Sejalan dengan perjalanan liberalisasi perdagangan, berdasarkan UU Jasa Konstruksi, badan usaha maupun pekerja asing konstruksi sudah tidak dihalangi-halangi untuk beroperasi dan bekerja di Indonesia (LPJK: Jumlah usaha asing konstruksi tahun 1998: 448 unit usaha, dan terbanyak dari Jepang). Hal ini menimbulkan tantangan tersendiri makala sebagian besar badan usaha nasional, yang sebagian besar berskala kecil, tidak cukup memiliki daya saing dan kemampuan untuk menyelenggarakan pekerjaan konstruksi yang efisien dan efektif. Indikasi dari persoalan ini adalah harga bangunan yang mahal, kualitas pekerjaan yang tidak memenuhi standar dsb.
Dengan kondisi tersebut, pada saat investasi asing maupun pembiayaan dari luar negeri masuk ke Indonesia, jumlah unit usaha nasional yang dapat memanfaatkan peluang pasar pekerjaan konstruksi yang ada menjadi sangat terbatas.
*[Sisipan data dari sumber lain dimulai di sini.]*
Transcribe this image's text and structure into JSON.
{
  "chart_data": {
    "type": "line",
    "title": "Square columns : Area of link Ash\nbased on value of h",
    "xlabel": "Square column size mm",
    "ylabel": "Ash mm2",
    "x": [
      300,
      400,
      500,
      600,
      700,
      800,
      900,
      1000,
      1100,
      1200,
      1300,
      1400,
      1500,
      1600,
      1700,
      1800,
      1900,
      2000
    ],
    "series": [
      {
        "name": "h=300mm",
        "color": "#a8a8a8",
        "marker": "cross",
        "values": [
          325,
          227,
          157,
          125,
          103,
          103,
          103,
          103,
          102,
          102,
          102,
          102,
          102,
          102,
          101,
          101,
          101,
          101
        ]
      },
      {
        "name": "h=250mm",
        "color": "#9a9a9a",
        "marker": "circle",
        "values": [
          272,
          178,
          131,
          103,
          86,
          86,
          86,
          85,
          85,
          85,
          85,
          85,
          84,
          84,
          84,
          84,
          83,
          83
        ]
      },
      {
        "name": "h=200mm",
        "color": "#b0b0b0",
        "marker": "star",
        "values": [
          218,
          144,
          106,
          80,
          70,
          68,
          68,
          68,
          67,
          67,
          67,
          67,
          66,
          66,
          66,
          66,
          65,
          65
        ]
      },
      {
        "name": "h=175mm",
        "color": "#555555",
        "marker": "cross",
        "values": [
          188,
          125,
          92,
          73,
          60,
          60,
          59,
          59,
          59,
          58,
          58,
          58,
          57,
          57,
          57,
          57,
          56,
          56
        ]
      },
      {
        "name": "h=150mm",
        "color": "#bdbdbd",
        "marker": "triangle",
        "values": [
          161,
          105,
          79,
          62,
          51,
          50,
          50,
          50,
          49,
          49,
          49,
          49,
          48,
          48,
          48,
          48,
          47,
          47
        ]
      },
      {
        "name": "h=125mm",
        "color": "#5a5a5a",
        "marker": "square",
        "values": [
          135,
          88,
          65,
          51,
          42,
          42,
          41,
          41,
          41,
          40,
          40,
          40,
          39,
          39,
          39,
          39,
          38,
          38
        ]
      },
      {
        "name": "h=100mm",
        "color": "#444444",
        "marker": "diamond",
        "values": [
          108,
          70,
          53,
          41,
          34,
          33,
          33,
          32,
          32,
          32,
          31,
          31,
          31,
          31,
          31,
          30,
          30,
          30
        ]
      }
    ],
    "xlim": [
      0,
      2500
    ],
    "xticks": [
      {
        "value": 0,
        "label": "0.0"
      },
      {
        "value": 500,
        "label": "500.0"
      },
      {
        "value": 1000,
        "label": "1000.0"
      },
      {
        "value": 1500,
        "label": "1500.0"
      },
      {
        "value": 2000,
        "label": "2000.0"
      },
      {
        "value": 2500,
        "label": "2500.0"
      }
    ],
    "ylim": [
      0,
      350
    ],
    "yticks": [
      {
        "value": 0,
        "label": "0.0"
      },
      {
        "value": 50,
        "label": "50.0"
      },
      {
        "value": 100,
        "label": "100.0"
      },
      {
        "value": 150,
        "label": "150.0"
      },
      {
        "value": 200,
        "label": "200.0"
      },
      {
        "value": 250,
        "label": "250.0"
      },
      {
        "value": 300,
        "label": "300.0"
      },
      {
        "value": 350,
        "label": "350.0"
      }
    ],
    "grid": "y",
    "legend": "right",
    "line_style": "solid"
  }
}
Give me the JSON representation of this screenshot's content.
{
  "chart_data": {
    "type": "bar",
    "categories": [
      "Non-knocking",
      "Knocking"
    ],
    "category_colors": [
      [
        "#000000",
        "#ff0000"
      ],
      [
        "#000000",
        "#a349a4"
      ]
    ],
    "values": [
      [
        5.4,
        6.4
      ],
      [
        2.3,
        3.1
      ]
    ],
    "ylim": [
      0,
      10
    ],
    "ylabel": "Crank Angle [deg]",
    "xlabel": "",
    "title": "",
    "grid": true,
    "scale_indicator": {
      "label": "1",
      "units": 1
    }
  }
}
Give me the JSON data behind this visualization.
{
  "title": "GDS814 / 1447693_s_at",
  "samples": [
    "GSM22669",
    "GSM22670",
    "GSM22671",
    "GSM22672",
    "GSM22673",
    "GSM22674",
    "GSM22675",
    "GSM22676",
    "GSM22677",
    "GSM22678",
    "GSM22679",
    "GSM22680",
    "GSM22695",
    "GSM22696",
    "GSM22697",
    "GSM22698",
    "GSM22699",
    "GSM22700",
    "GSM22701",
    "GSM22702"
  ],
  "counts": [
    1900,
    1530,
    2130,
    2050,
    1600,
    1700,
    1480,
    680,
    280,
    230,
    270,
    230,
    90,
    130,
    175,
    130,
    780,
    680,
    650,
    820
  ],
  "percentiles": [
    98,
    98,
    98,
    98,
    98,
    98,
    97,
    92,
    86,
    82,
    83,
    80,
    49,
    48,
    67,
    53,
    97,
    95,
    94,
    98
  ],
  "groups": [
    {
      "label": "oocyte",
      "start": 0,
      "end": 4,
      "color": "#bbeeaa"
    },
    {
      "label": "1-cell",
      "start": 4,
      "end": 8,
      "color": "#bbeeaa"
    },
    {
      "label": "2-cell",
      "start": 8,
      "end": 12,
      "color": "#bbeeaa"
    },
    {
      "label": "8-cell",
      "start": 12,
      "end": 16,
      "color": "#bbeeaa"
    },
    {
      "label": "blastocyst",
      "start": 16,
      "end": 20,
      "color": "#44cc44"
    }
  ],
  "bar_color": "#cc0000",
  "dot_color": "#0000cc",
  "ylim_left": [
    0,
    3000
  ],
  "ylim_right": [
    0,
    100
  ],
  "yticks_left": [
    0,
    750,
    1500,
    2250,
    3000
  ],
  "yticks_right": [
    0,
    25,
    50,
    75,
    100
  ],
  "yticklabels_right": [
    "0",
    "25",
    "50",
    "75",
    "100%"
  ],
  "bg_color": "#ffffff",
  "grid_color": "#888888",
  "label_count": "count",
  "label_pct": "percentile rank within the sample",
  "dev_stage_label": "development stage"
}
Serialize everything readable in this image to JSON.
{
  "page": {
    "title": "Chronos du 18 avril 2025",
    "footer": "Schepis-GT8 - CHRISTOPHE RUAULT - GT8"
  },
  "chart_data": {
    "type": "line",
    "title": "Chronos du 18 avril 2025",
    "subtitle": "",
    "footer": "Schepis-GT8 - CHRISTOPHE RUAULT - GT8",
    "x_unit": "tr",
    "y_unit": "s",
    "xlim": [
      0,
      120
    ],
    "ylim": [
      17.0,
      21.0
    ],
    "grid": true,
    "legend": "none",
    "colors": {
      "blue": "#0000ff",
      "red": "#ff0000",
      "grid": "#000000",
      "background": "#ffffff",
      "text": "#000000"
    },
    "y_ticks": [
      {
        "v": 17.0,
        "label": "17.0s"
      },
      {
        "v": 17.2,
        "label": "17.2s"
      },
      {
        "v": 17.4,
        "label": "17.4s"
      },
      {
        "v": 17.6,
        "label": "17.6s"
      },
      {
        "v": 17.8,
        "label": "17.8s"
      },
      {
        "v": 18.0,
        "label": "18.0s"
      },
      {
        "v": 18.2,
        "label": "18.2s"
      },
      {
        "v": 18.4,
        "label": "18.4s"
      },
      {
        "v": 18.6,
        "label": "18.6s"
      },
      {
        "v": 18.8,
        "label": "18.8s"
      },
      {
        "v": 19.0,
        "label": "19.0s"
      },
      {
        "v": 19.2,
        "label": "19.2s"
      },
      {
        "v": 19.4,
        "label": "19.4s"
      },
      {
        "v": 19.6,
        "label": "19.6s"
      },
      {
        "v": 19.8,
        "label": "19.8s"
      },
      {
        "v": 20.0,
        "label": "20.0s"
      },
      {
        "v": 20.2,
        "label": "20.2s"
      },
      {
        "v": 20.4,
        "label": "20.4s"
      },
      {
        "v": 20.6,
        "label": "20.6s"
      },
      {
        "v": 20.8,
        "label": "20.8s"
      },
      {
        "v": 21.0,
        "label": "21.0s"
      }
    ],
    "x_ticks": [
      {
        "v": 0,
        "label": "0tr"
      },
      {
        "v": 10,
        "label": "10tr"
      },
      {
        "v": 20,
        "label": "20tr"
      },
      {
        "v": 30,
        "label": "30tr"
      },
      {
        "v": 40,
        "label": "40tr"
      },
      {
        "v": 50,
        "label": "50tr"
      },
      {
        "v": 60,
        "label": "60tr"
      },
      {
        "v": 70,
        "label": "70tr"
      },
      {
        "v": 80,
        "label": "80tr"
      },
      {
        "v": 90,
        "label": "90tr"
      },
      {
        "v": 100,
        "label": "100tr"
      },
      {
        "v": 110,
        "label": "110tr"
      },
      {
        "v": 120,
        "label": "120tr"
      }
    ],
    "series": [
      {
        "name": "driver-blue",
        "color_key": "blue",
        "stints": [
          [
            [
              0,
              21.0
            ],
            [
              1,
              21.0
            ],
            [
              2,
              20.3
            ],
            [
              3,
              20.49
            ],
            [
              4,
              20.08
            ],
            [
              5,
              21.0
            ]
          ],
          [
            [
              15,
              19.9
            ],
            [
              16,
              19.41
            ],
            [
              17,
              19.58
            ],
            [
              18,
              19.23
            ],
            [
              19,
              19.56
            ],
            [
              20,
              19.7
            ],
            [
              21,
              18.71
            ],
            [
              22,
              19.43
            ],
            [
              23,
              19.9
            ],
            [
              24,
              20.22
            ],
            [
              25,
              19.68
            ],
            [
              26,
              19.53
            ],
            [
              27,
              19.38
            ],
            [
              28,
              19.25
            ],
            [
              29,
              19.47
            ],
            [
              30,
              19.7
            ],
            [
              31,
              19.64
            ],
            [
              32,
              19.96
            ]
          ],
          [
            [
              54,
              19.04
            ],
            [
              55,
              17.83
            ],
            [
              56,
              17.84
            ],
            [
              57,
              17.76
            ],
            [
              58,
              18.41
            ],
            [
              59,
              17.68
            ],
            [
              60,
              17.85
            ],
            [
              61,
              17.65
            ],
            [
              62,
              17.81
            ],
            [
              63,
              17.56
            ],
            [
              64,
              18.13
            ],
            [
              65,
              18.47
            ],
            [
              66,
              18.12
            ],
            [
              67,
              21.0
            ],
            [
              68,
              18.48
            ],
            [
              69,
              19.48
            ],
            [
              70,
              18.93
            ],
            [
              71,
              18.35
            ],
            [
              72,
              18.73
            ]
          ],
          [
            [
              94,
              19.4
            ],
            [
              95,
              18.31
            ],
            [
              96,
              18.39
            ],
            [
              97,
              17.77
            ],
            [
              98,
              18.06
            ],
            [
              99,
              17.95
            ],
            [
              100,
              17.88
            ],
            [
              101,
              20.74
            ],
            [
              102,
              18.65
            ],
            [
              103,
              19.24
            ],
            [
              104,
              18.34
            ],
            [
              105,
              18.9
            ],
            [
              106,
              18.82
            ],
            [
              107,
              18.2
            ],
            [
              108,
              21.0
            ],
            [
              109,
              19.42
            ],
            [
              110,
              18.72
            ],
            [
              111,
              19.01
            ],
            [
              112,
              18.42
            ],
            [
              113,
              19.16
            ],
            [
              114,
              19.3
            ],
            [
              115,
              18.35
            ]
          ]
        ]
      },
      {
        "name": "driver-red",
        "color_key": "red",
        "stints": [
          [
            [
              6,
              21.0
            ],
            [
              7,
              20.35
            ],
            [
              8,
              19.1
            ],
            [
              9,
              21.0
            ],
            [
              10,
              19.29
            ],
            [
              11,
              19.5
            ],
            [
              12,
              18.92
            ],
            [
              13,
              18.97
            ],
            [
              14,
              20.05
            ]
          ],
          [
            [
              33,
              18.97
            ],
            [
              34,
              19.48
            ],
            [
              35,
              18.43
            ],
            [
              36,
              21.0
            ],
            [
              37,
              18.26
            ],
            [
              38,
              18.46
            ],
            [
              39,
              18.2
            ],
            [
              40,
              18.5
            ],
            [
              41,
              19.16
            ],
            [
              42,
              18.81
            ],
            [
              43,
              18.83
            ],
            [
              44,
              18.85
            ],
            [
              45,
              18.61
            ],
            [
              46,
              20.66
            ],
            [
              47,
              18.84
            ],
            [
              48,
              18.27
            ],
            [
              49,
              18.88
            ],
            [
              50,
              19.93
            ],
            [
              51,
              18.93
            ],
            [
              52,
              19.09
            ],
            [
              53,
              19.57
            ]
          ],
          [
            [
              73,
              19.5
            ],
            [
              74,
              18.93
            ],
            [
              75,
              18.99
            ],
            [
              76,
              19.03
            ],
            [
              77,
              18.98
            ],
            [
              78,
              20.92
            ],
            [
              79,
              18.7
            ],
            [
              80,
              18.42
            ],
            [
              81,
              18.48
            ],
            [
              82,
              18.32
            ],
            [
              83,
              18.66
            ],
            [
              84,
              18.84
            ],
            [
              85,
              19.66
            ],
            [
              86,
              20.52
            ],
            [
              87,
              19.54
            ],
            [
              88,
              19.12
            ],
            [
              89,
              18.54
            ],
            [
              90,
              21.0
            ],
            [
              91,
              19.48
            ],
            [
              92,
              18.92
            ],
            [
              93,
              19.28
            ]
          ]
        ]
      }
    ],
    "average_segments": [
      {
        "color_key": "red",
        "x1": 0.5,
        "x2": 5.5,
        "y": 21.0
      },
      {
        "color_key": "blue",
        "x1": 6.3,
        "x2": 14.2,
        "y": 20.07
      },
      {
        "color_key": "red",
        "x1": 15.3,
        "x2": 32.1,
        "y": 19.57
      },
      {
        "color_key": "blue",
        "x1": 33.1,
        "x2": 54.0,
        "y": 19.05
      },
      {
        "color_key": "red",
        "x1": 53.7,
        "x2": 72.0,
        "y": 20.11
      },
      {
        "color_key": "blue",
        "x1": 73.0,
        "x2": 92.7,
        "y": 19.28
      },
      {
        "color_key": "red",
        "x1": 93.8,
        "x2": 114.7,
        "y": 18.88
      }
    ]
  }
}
Pada akhirnya, segera terlihat bahwa usaha konstruksi nasional sangat bergantung kepada pasar konstruksi yang dibiayai dari dana pemerintah yang secara nasional hanya sekitar dari 40% pangsa pasar konstruksi atau Rp. 65 trilyun (2004) dari sekitar Rp. 156 trilyun total volume pasar konstruksi (Data : BPKSDM Dep PU).
Pola berpikir yang berkembang, kemampuan usaha yang tidak memadai disebabkan oleh persyaratan usaha dan persyaratan keahlian belum diarahkan untuk mewujudkan keandalan usaha yang profesional. Dengan pemahaman ini, sangat mudahnya seseorang mendirikan usaha di bidang konstruksi dan sangat mudahnya seseorang mengaku ahli dalam bidang konstruksi karena tidak jelasnya persyaratan usaha dan persyaratan keahlian sehingga menyebabkan usaha konstruksi secara nasional menjadi tidak kompetitif. Pada akhirnya, usaha jasa konstruksi nasional tidak dapat menguasai sepenuhnya peluang pasar pekerjaan konstruksi baik di dalam negeri maupun di luar negeri, apalagi yang berteknologi tinggi.
Undang-Undang No 18 Tahun 1999 tentang Jasa Konstruksi telah menggarisbawahi peran penting jasa konstruksi dalam pembangunan dalam menciptakan bangunan fisik yang berfungsi mendukung pertumbuhan dan perkembangan sosial ekonomi, maupun mendukung tumbuh berkembangnya berbagai industri barang dan jasa. Melalui undang-undang ini telah disepakati bahwa jasa konstruksi perlu dikembangkan secara sistematis dengan mengerahkan segenap potensi masyarakat jasa konstruksi sehingga peran jasa konstruksi dalam pembangunan dapat dimaksimalkan.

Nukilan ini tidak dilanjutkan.